Learning-Augmented Dynamic Submodular Maximization
Arpit Agarwal, Eric Balkanski
TL;DR
This work considers the model for dynamic algorithms with predictions where predictions regarding the insertion and deletion times of elements can be used for preprocessing and proposes an algorithm with an amortized update time that achieves a 1/2 -epsilon approximation in expectation for dynamic monotone submodular maximization under a cardinality constraint.
Abstract
In dynamic submodular maximization, the goal is to maintain a high-value solution over a sequence of element insertions and deletions with a fast update time. Motivated by large-scale applications and the fact that dynamic data often exhibits patterns, we ask the following question: can predictions be used to accelerate the update time of dynamic submodular maximization algorithms? We consider the model for dynamic algorithms with predictions where predictions regarding the insertion and deletion times of elements can be used for preprocessing.
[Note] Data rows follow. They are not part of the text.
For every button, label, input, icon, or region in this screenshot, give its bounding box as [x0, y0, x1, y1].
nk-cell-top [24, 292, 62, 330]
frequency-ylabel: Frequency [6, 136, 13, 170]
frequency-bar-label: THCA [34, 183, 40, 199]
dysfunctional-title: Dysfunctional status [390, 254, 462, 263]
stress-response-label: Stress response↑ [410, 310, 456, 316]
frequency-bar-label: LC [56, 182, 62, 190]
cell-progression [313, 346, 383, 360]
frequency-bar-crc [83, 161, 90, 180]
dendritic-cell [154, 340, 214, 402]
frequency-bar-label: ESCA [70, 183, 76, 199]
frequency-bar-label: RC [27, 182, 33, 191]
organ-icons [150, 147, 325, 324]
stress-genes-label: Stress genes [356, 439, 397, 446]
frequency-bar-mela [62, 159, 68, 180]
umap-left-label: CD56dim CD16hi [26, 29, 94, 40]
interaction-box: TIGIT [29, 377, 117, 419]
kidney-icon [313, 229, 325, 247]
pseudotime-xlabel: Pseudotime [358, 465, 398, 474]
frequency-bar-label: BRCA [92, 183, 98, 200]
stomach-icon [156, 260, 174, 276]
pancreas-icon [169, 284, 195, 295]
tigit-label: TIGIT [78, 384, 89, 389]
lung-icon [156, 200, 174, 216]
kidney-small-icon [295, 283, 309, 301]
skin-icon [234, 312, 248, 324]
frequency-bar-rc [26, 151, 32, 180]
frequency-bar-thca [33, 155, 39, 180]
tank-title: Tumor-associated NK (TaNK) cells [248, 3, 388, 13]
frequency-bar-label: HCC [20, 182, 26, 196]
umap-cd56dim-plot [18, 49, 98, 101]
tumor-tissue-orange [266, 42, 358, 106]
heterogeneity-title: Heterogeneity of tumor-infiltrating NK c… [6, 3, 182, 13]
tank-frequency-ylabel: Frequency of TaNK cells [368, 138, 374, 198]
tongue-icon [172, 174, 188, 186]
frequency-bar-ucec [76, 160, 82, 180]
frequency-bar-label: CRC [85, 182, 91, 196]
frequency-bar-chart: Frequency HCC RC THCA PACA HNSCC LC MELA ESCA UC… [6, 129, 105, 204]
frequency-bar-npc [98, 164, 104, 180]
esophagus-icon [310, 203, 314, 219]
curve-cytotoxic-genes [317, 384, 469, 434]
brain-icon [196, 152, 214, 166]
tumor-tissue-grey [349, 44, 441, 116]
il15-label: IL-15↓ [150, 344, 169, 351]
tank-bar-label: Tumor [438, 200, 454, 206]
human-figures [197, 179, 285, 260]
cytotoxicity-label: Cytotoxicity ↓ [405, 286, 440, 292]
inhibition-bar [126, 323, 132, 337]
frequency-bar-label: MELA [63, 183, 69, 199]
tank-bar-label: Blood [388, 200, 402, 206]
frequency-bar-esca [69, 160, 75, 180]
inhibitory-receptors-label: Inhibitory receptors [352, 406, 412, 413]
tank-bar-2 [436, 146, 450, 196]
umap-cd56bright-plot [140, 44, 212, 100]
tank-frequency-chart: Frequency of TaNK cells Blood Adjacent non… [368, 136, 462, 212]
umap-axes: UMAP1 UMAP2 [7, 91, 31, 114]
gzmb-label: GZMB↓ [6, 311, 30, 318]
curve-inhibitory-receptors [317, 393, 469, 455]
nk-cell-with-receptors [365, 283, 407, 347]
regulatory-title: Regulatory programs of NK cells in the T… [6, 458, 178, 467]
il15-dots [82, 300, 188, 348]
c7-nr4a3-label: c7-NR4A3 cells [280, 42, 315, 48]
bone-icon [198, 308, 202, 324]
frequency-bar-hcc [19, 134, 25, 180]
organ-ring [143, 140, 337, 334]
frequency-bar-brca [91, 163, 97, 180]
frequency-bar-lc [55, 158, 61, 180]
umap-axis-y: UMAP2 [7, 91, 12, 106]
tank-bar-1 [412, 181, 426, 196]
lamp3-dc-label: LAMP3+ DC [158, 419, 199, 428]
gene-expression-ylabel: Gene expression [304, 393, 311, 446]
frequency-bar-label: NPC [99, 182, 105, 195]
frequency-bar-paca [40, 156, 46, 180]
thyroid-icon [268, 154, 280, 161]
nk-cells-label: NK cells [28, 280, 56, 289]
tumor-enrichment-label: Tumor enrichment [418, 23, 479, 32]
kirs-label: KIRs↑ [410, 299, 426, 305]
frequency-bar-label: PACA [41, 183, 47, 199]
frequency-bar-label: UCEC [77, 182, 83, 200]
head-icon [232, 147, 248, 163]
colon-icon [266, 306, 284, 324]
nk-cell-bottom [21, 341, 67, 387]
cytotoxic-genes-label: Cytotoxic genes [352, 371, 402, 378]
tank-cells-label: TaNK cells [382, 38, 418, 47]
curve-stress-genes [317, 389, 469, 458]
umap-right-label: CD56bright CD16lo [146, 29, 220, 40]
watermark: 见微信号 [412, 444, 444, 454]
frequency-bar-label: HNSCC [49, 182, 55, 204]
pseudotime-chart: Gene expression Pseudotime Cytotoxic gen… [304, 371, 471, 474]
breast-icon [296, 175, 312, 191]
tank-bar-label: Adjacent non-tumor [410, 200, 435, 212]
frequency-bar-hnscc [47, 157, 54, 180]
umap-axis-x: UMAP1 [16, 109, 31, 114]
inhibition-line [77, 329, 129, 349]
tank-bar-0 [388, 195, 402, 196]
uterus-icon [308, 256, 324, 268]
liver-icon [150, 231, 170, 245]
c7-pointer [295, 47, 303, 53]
Our main result is an algorithm with an $O(poly(\log η, \log w, \log k))$ amortized update time over the sequence of updates that achieves a $1/2 - ε$ approximation in expectation for dynamic monotone submodular maximization under a cardinality constraint $k$, where the prediction error $η$ is the number of elements that are not inserted and deleted within $w$ time steps of their predicted insertion and deletion times. This amortized update time is independent of the length of the stream and instead depends on the prediction error.